Category
Pollock Recipes

The Pollock Species
Boston Fish House Recipes, 1940s

The American pollock is a shapely fish with deep, plump body (about four and one-fourth times as long as deep) tapering to a pointed nose. Pollock are always of a greenish hue, usually deep rich olive or brownish green above, paling to yellowish or smoky gray on the sides below the lateral line and to silvery gray on the belly. Small fish are darker than large ones and often more tinged with yellow on their sides.

Pollock, unlike cod and haddock, are most abundant in the coastal belt from close to land out to about the 75-fathom contour. Though pollock are seldom reported over the deep basin they are caught in fair numbers on the offshore banks. Practically all the fish that compose the shore catch are caught within 20 and most of them within 10 miles of land. The larger fish usually keep farther offshore than the small ones, and on the whole live deeper, except when pursuing some particular feed.

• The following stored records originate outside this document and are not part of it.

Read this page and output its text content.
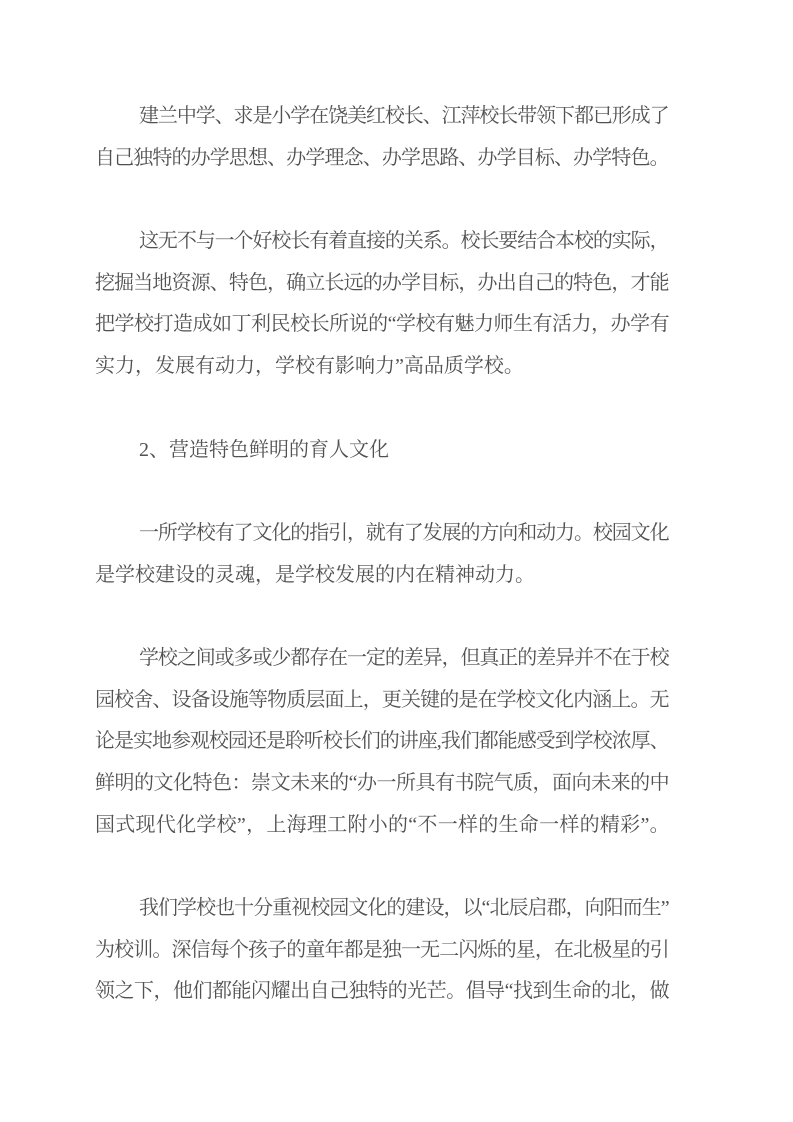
建兰中学、求是小学在饶美红校长、江萍校长带领下都已形成了
自己独特的办学思想、办学理念、办学思路、办学目标、办学特色。
这无不与一个好校长有着直接的关系。校长要结合本校的实际，
挖掘当地资源、特色，确立长远的办学目标，办出自己的特色，才能
把学校打造成如丁利民校长所说的“学校有魅力师生有活力，办学有
实力，发展有动力，学校有影响力”高品质学校。
2、营造特色鲜明的育人文化
一所学校有了文化的指引，就有了发展的方向和动力。校园文化
是学校建设的灵魂，是学校发展的内在精神动力。
学校之间或多或少都存在一定的差异，但真正的差异并不在于校
园校舍、设备设施等物质层面上，更关键的是在学校文化内涵上。无
论是实地参观校园还是聆听校长们的讲座,我们都能感受到学校浓厚、
鲜明的文化特色：崇文未来的“办一所具有书院气质，面向未来的中
国式现代化学校”，上海理工附小的“不一样的生命一样的精彩”。
我们学校也十分重视校园文化的建设，以“北辰启郡，向阳而生”
为校训。深信每个孩子的童年都是独一无二闪烁的星，在北极星的引
领之下，他们都能闪耀出自己独特的光芒。倡导“找到生命的北，做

Pollock has always been one of the principal fish caught with hook and line, although they are also caught regularly by the line trawlers and in less amount by the otter trawlers on all the offshore fishing grounds, but as a rule the catches brought in thence are insignificant compared with those of the inshore fishery. The majority are caught at George's Bank and off Chatham.

The pollock is an active, wandering fish, living at any level between bottom and surface, often schooling like the mackerel, and sometimes gathering in bodies so large that it is on record that a purse seiner [boat with vertical net] once took 60,000 out of one school at a single set. It is a predaceous fish, feeding chiefly on small fish, and it is the local presence or absence of prey that governs the movements of the larger fish and their schooling.

The chief spawning ground for pollock is at the mouth of Massachusetts Bay. The pollock is a late autumn and early winter spawner, with the 1st of November to the middle of January covering the period of most active production for the Massachusetts Bay region.